Bob McNair: ‘We can’t have the inmates running the prison’



In a recent league meeting between NFL owners, Houston Texans founder and CEO Robert C. McNair  commented on players protesting during the national anthem and its damaging effects to the business,  saying “we can’t have the inmates running the prison.”

As a result, Pro Bowl wide receiver DeAndre Hopkins skipped practice Friday before the Texans’ game against the Seattle Seahawks, and many other players had to be persuaded to stay for the remainder of practice.

McNair issued an apology on Friday that was full of resentment over his statement , going as far as saying that he was not and “would never characterize our players or our league that way…”

The following day, McNair released another apologetic statement, almost backtracking  his first apology by stating that he was “referring to the relationship between the league office and team owners…”

Saturday, before game day, McNair set up a meeting with the players in an attempt to clear the air over his comments. However, offensive tackle Duane Brown (who was traded to the Seattle Seahawks on Monday night) was outspoken on the situation, claiming that the meeting “didn’t go well.”

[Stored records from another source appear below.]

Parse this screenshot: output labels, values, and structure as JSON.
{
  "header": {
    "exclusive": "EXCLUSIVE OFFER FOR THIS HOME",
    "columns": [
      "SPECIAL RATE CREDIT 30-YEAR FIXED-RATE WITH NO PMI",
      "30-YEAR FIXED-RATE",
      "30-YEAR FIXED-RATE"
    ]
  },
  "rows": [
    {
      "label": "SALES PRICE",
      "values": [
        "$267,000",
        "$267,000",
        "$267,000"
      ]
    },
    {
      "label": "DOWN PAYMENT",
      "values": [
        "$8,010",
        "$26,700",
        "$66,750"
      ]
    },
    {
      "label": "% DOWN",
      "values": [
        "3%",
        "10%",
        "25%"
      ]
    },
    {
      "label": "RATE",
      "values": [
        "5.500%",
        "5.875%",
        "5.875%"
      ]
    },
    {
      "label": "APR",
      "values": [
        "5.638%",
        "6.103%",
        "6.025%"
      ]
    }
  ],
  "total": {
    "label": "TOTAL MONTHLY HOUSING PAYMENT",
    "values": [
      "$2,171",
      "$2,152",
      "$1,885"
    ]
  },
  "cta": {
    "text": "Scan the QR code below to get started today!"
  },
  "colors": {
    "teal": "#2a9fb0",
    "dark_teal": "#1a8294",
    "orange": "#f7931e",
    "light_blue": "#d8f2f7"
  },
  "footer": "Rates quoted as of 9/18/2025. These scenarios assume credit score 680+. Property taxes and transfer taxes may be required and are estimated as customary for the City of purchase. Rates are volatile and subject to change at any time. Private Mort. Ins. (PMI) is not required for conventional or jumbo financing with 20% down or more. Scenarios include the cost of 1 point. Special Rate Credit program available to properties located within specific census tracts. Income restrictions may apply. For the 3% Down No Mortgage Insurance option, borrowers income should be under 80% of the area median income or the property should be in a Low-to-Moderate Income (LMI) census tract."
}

The issue carried into the game when all but 10 players decided to take a knee in unison during the playing of the national anthem. However, unlike prior times when players have decided to take a knee throughout the 2017 season, there was no vocal discontent with the protests from the fans.

As a fan of not only the National Football League, but the Houston Texans as well, I was forgiving of McNair’s comment after his apology. Without any real context to the situation, it  seems like McNair  slipped up and used the wrong figure of speech. However, once looking deeper into the problem, it extends beyond a poorly used expression.

McNair made the comments because of the damage protesting poses to the revenue of the league. On one side, the league is a business in the entertainment industry; on the other, the business is built off the performances of other human beings, a majority of which are black.

These human beings put their bodies at risk every time they step onto the field and should be seen of as more than “inmates.” Additionally, they have opinions and a large platform of which they can use to express their discontent with the societal injustices that are very prevalent in our nation today.

For the NFL and the Houston Texans, McNair’s comments are yet another layer added to the discussion surrounding racial injustices and police brutality. Additionally, the issue of the devaluation of others’ opinions in favor for profit has been brought to the forefront due to his comments.

The discussions surrounding these issues and their relations to sports are just getting started, and at this point, it is the best thing that could happen. The power of protest is starting to take it’s place and only time will tell where the league goes from here.

Meanwhile, outspoken players like Brown and players like Hopkins who skip practice bring light to, and fight the sad reality of, a big entertainment business like the NFL: Players get paid to play the game, not speak about sensitive topics. If your beliefs can cause damage to the revenue of the business, it’s best you keep your mouth shut.